McLemore’s March Madness and Eubanks’ Energy:
It’s been nearly a full decade since Ben McLemore reigned as the undisputed star of a team, but in carving out a role as the “old man” on a youthful Blazers team, he’s certainly become noteworthy. Despite the Blazers’ lack of raw, feared shot creators, the nine-year vet has proven adept at cutting, taking quick handoffs and rising up for 3-point buckets in a moments notice.
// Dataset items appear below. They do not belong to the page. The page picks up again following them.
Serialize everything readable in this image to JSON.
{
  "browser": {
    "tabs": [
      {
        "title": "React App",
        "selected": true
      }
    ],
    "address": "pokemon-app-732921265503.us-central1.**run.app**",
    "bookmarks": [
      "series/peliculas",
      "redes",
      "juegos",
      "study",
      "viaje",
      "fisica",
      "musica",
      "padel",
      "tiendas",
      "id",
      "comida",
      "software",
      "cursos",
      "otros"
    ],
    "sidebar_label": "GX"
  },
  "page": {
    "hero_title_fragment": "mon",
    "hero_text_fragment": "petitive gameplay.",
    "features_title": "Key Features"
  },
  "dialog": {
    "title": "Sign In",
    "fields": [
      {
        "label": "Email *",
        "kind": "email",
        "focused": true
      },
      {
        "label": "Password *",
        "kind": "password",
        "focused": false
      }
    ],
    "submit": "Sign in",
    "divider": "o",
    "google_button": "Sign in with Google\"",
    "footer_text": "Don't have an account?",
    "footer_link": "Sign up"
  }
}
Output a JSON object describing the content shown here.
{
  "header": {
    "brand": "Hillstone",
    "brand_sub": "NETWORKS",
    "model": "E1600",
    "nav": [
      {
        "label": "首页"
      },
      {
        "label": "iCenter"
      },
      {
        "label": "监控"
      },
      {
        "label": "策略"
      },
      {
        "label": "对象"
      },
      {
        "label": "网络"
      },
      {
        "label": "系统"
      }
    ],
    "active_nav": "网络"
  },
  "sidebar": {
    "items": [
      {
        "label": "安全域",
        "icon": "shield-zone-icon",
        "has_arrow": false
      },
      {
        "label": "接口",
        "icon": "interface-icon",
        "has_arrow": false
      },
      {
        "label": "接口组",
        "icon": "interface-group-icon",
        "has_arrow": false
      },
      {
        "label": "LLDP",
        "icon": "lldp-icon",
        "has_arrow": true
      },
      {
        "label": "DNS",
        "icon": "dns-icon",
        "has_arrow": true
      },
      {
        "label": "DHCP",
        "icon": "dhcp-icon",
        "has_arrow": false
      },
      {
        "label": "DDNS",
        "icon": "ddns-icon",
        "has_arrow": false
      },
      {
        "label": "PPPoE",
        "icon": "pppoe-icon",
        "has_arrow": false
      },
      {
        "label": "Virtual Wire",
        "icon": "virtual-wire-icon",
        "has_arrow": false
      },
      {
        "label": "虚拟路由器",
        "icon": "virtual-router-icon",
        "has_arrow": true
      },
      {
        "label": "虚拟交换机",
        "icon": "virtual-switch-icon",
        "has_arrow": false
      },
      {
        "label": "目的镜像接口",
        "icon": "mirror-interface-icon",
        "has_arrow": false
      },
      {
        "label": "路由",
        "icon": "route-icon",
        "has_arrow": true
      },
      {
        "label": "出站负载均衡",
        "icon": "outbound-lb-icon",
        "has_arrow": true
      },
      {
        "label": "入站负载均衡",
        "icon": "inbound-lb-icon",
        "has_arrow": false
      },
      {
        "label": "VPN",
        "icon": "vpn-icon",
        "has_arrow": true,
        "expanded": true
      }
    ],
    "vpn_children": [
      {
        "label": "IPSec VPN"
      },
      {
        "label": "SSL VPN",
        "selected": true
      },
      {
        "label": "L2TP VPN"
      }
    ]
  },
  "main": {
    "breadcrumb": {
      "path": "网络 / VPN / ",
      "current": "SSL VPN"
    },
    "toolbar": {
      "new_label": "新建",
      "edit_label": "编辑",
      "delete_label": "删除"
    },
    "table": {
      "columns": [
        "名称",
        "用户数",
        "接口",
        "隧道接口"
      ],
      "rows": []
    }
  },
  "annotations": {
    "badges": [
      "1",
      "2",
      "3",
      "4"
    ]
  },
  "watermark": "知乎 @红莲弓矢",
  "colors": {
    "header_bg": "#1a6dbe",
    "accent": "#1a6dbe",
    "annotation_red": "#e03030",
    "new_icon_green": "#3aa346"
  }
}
McLemore led tonight’s game with 28 points on eight 3-pointers, elevating him up to a ledger that reads as follows over his last seven games: 18.0 points per game on 39.3 percent from deep. McLemore anchored a Blazers bench that combined for 48 points, and he himself was the leader among six different Blazers to score in double-figures.
Among the starters, Drew Eubanks’ infectious energy stood out. There were — despite the loss — winning plays, and it makes sense that since he’s joined the Blazers, he’s No. 10 in the NBA in offensive rebounds.
THE D IN DREW STANDS FOR DUNK— Portland Trail Blazers (@trailblazers) March 29, 2022
DO NOT GOOGLE THIS pic.twitter.com/2AojdAskYV
There’s a relentlessness with which he attacks the glass, with Tyson Chandler-like back tap rebounds, or, when he times it right, aggressive follow-ups for a jam. For him, tonight’s performance was worthy of much note.
The Blazers get set to welcome in CJ McCollum and the New Orleans Pelicans for a Western Conference showcase on Wednesday, 7:00 pm PT.